Shwedagon Pagode – „goldenes Herz von Myanmar“

„Und dann erhob sich ein goldenes Mysterium am Horizont, ein leuchtendes, glänzendes Wunder, das in der Sonne erstrahlte“, so schrieb der englische Literaturnobelpreisträger Rudyard Kipling im Jahr 1898 in seinen „Letters from the East“, als er die Shwedagon Pagode das erste Mal erblickte. „Es hatte weder die Halbkugelform moslemischer noch die Turmform hinduistischer Tempelbauten. Es stand auf einem grünen Hügel. ´Das ist die alte Shway Dagon‘, sagte mein Gefährte, ‚dies ist Burma – und es wird wie kein anderes Land sein, das du kennst‘“.

Shwedagon Pagode tagsüber

Auch andere Schriftsteller haben die goldene Shwedagon-Pagode in ihren Werken beschrieben, darunter W. Somerset Maugham in „The Gentleman in the Parlour“ im Jahr 1930: „Herrlich erhob sich die Shwe Dagon, leuchtend in ihrem Gold, wie eine plötzliche Hoffnung in der Seele dunkler Nacht, von der uns die Mystiker berichten, strahlend über dem Rauch und Nebel der blühenden Stadt“.

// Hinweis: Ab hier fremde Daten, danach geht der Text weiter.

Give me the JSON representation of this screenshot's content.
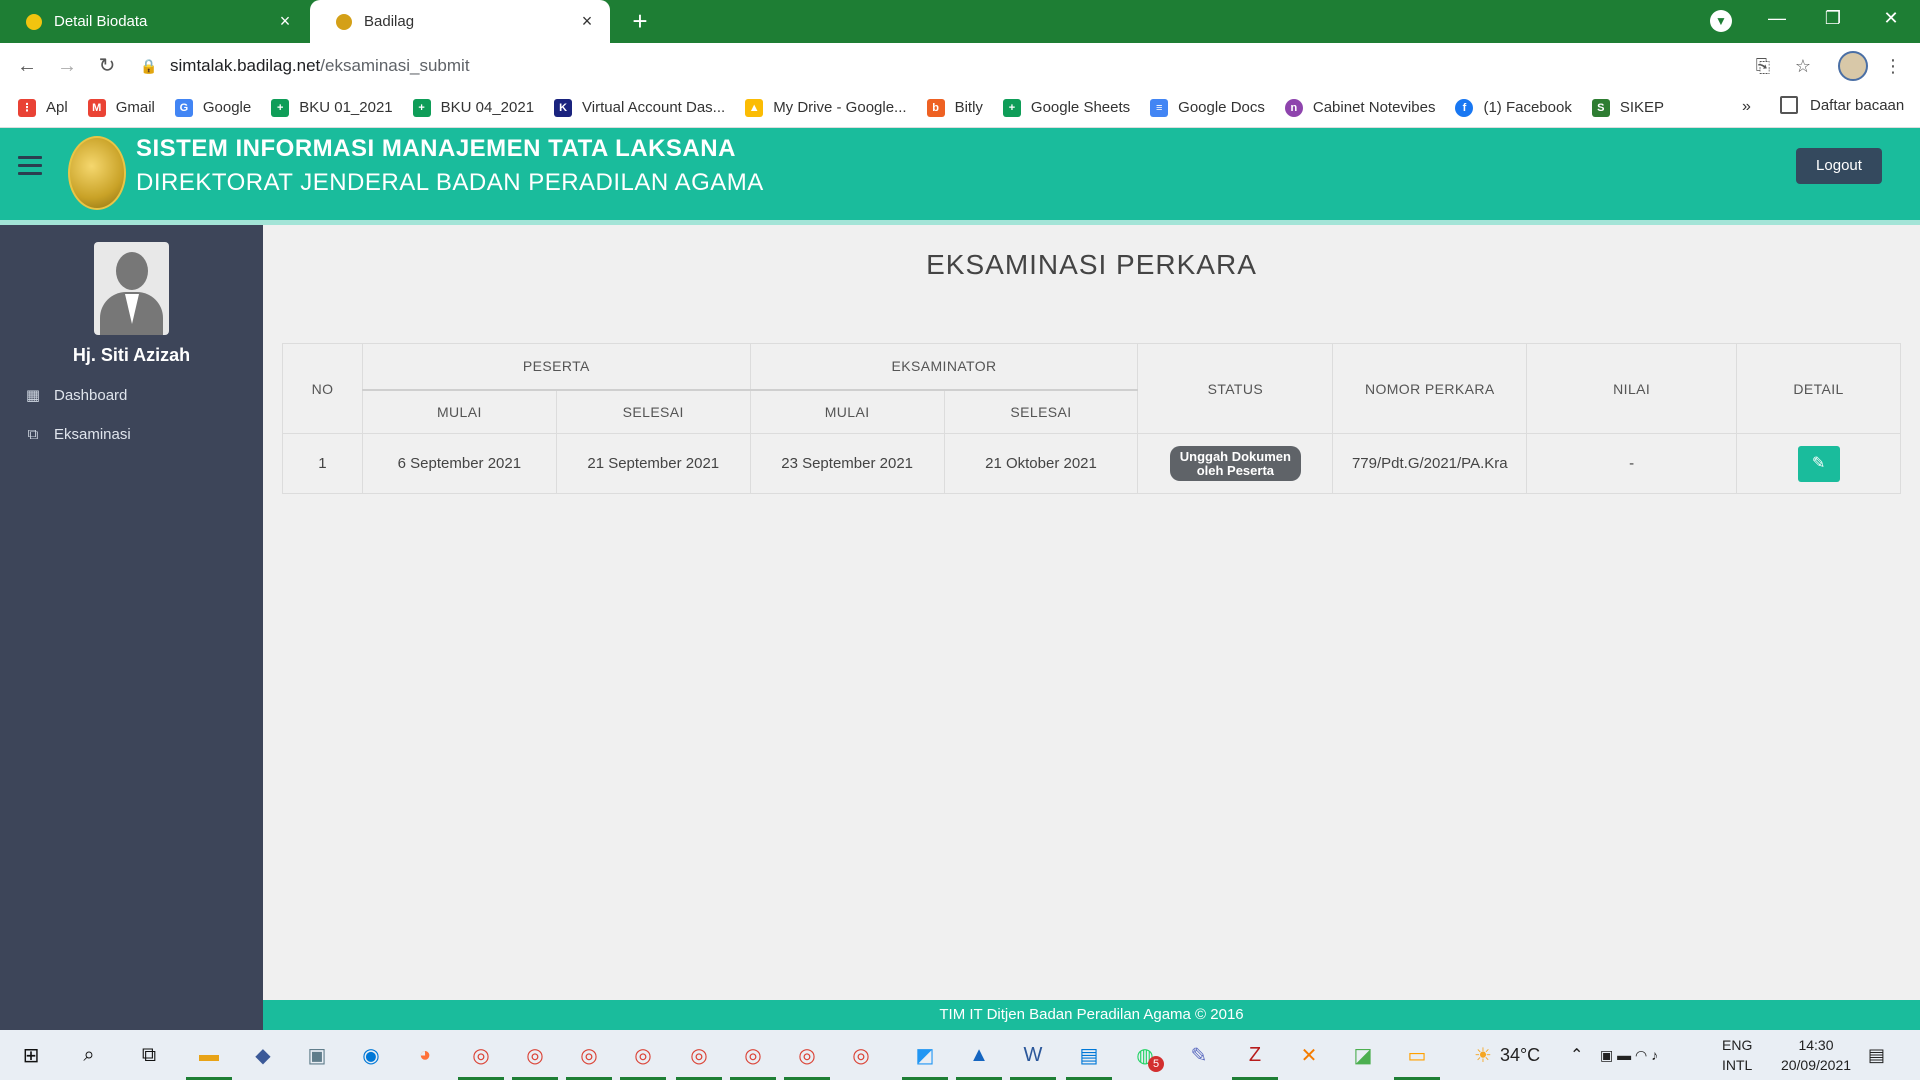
{
  "browser": {
    "tabs": [
      {
        "title": "Detail Biodata",
        "close": "×"
      },
      {
        "title": "Badilag",
        "close": "×"
      }
    ],
    "new_tab": "+",
    "window_controls": {
      "minimize": "—",
      "restore": "❐",
      "close": "✕"
    },
    "url_host": "simtalak.badilag.net",
    "url_path": "/eksaminasi_submit",
    "bookmarks": [
      {
        "label": "Apl",
        "icon": "apps-grid-icon",
        "color": "#e94235"
      },
      {
        "label": "Gmail",
        "icon": "gmail-icon",
        "color": "#ea4335"
      },
      {
        "label": "Google",
        "icon": "google-icon",
        "color": "#4285f4"
      },
      {
        "label": "BKU 01_2021",
        "icon": "sheets-icon",
        "color": "#0f9d58"
      },
      {
        "label": "BKU 04_2021",
        "icon": "sheets-icon",
        "color": "#0f9d58"
      },
      {
        "label": "Virtual Account Das...",
        "icon": "va-icon",
        "color": "#1a237e"
      },
      {
        "label": "My Drive - Google...",
        "icon": "drive-icon",
        "color": "#fbbc04"
      },
      {
        "label": "Bitly",
        "icon": "bitly-icon",
        "color": "#ee6123"
      },
      {
        "label": "Google Sheets",
        "icon": "sheets-icon",
        "color": "#0f9d58"
      },
      {
        "label": "Google Docs",
        "icon": "docs-icon",
        "color": "#4285f4"
      },
      {
        "label": "Cabinet Notevibes",
        "icon": "notevibes-icon",
        "color": "#8e44ad"
      },
      {
        "label": "(1) Facebook",
        "icon": "facebook-icon",
        "color": "#1877f2"
      },
      {
        "label": "SIKEP",
        "icon": "sikep-icon",
        "color": "#2e7d32"
      }
    ],
    "bookmarks_more": "»",
    "reading_list": "Daftar bacaan"
  },
  "header": {
    "title_line1": "SISTEM INFORMASI MANAJEMEN TATA LAKSANA",
    "title_line2": "DIREKTORAT JENDERAL BADAN PERADILAN AGAMA",
    "logout_label": "Logout"
  },
  "sidebar": {
    "user_name": "Hj. Siti Azizah",
    "items": [
      {
        "label": "Dashboard",
        "icon": "grid-icon"
      },
      {
        "label": "Eksaminasi",
        "icon": "copy-icon"
      }
    ]
  },
  "main": {
    "page_title": "EKSAMINASI PERKARA",
    "table": {
      "headers": {
        "no": "NO",
        "peserta": "PESERTA",
        "eksaminator": "EKSAMINATOR",
        "mulai": "MULAI",
        "selesai": "SELESAI",
        "status": "STATUS",
        "nomor_perkara": "NOMOR PERKARA",
        "nilai": "NILAI",
        "detail": "DETAIL"
      },
      "rows": [
        {
          "no": "1",
          "peserta_mulai": "6 September 2021",
          "peserta_selesai": "21 September 2021",
          "eksaminator_mulai": "23 September 2021",
          "eksaminator_selesai": "21 Oktober 2021",
          "status_line1": "Unggah Dokumen",
          "status_line2": "oleh Peserta",
          "nomor_perkara": "779/Pdt.G/2021/PA.Kra",
          "nilai": "-",
          "detail_icon": "edit-icon"
        }
      ]
    }
  },
  "footer": {
    "text": "TIM IT Ditjen Badan Peradilan Agama © 2016"
  },
  "taskbar": {
    "temperature": "34°C",
    "lang_line1": "ENG",
    "lang_line2": "INTL",
    "time": "14:30",
    "date": "20/09/2021",
    "whatsapp_badge": "5"
  },
  "colors": {
    "accent": "#1abc9c",
    "sidebar": "#3d4559",
    "browser_frame": "#1e7e34",
    "logout_button": "#34495e",
    "status_badge": "#5f6368"
  }
}
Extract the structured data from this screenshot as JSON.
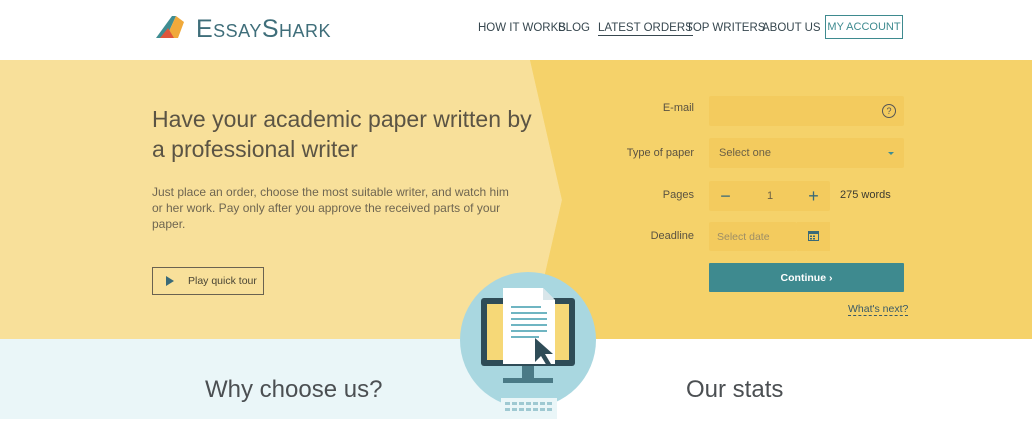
{
  "header": {
    "logo_text": "EssayShark",
    "nav": [
      "How it works",
      "Blog",
      "Latest orders",
      "Top writers",
      "About us"
    ],
    "active_nav": "Latest orders",
    "account_button": "My account"
  },
  "hero": {
    "title": "Have your academic paper written by a professional writer",
    "description": "Just place an order, choose the most suitable writer, and watch him or her work. Pay only after you approve the received parts of your paper.",
    "tour_button": "Play quick tour"
  },
  "form": {
    "email_label": "E-mail",
    "email_value": "",
    "help_icon": "?",
    "paper_label": "Type of paper",
    "paper_value": "Select one",
    "pages_label": "Pages",
    "pages_minus": "−",
    "pages_value": "1",
    "pages_plus": "+",
    "words_text": "275 words",
    "deadline_label": "Deadline",
    "deadline_placeholder": "Select date",
    "continue_button": "Continue ›",
    "whats_next": "What's next?"
  },
  "sections": {
    "why": "Why choose us?",
    "stats": "Our stats"
  },
  "colors": {
    "accent": "#3e8a8f",
    "hero_bg": "#f6d877",
    "field_bg": "#f3cb5e",
    "bottom_left_bg": "#eaf6f8"
  },
  "icons": [
    "shark-logo-icon",
    "help-icon",
    "play-icon",
    "calendar-icon",
    "caret-down-icon",
    "computer-illustration"
  ]
}
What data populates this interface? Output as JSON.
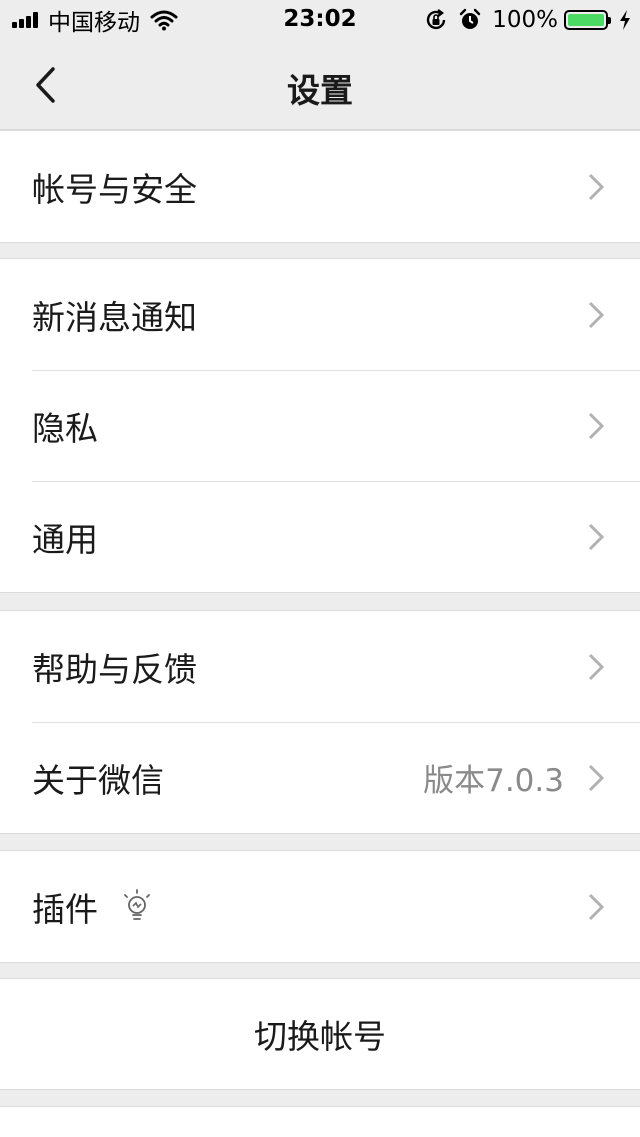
{
  "status_bar": {
    "carrier": "中国移动",
    "time": "23:02",
    "battery": "100%"
  },
  "nav": {
    "title": "设置"
  },
  "groups": [
    {
      "items": [
        {
          "label": "帐号与安全"
        }
      ]
    },
    {
      "items": [
        {
          "label": "新消息通知"
        },
        {
          "label": "隐私"
        },
        {
          "label": "通用"
        }
      ]
    },
    {
      "items": [
        {
          "label": "帮助与反馈"
        },
        {
          "label": "关于微信",
          "value": "版本7.0.3"
        }
      ]
    },
    {
      "items": [
        {
          "label": "插件"
        }
      ]
    }
  ],
  "switch_account": {
    "label": "切换帐号"
  },
  "colors": {
    "background": "#ededed",
    "cell": "#ffffff",
    "battery_fill": "#4cd964",
    "secondary_text": "#8a8a8a"
  }
}
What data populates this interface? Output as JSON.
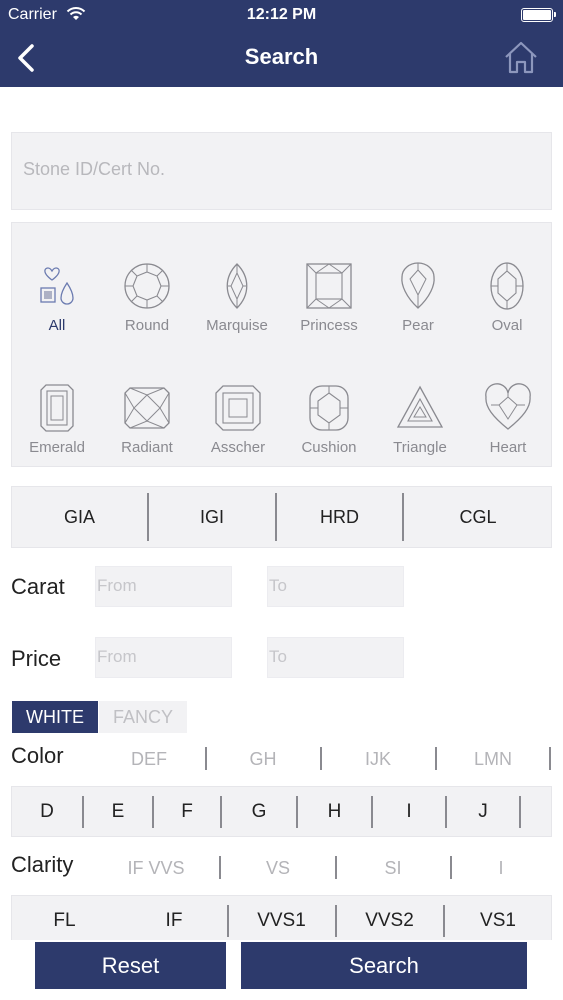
{
  "status_bar": {
    "carrier": "Carrier",
    "time": "12:12 PM"
  },
  "nav": {
    "title": "Search"
  },
  "search": {
    "placeholder": "Stone ID/Cert No."
  },
  "shapes": [
    {
      "label": "All",
      "selected": true
    },
    {
      "label": "Round",
      "selected": false
    },
    {
      "label": "Marquise",
      "selected": false
    },
    {
      "label": "Princess",
      "selected": false
    },
    {
      "label": "Pear",
      "selected": false
    },
    {
      "label": "Oval",
      "selected": false
    },
    {
      "label": "Emerald",
      "selected": false
    },
    {
      "label": "Radiant",
      "selected": false
    },
    {
      "label": "Asscher",
      "selected": false
    },
    {
      "label": "Cushion",
      "selected": false
    },
    {
      "label": "Triangle",
      "selected": false
    },
    {
      "label": "Heart",
      "selected": false
    }
  ],
  "labs": [
    "GIA",
    "IGI",
    "HRD",
    "CGL"
  ],
  "carat": {
    "label": "Carat",
    "from_placeholder": "From",
    "to_placeholder": "To"
  },
  "price": {
    "label": "Price",
    "from_placeholder": "From",
    "to_placeholder": "To"
  },
  "color_type": {
    "white": "WHITE",
    "fancy": "FANCY",
    "selected": "WHITE"
  },
  "color": {
    "label": "Color",
    "groups": [
      "DEF",
      "GH",
      "IJK",
      "LMN"
    ],
    "grades": [
      "D",
      "E",
      "F",
      "G",
      "H",
      "I",
      "J"
    ]
  },
  "clarity": {
    "label": "Clarity",
    "groups": [
      "IF VVS",
      "VS",
      "SI",
      "I"
    ],
    "grades": [
      "FL",
      "IF",
      "VVS1",
      "VVS2",
      "VS1"
    ]
  },
  "footer": {
    "reset": "Reset",
    "search": "Search"
  },
  "colors": {
    "nav_bg": "#2d3a6c",
    "panel_bg": "#f2f2f4",
    "muted_text": "#b4b4b8",
    "icon_stroke": "#8a8a90"
  }
}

Eintrittskarte für den Besuch der Shwedagon Pagode im Jahr 2009

Eine Legende besagt, dass die beiden Brüder Taphussa and Bhallika, Händler aus dem Staat Ramayana, Indien, die ersten beiden Schüler Buddha Gautamas waren, der ihnen acht seiner Kopfhaare schenkte. Die Brüder zogen daraufhin nach Burma und bauten mit Hilfe des Königs Okkalapa auf dem Singuttara-Berg eine zehn Meter hohe Pagode, in der die acht Haare in einer goldenen Schatulle eingemauert werden sollten.

In einer anderen Legende heißt es, dass die Shwedagon Pagode bereits vor dem Tod des ersten und bekanntesten Buddha Siddhartha Gautama, also vor etwa 2500 Jahren erbaut wurde. Archäologen sind jedoch heute der Auffassung, dass die Pagode wahrscheinlich zwischen dem 6. und dem 10. Jahrhundert entstanden ist. Sicher ist wohl, dass die ersten Berichte, die den Archäologen bekannt sind, vom Ende des 14. Jahrhunderts stammen. Damals soll der herrschende Mon-König Binnya U von Pegu die Pagode wiedererrichtet haben. Sie wurde dann immer wieder erweitert und verziert. Sie wurde oft auch Opfer schwerer Erdbeben, so auch 1768, als die Spitze der Stupa einstürzte, die erst im Jahr 1871 wieder erneuert wurde.

Um zu der Plattform auf dem Berg zu gelangen, auf der die Shwedagon-Pagode ruht, kann man einen von vier verschiedenen Aufgänge benutzen, die genau nach den Himmelsrichtungen ausgerichtet sind. Es lohnt sich, schon beim Aufstieg auf die schönen Schnitzereien und die Goldstützen zu achten.

Südaufgang zur Shwedagon Pagode

Das wahre Ausmaß der Shwedagon Pagode zeigt sich dann beim direkten Blick auf die Pagode, die mit massiven Goldplatten umkleidet ist. Ein großer Teil des Goldes wurde von den Gläubigen gespendet.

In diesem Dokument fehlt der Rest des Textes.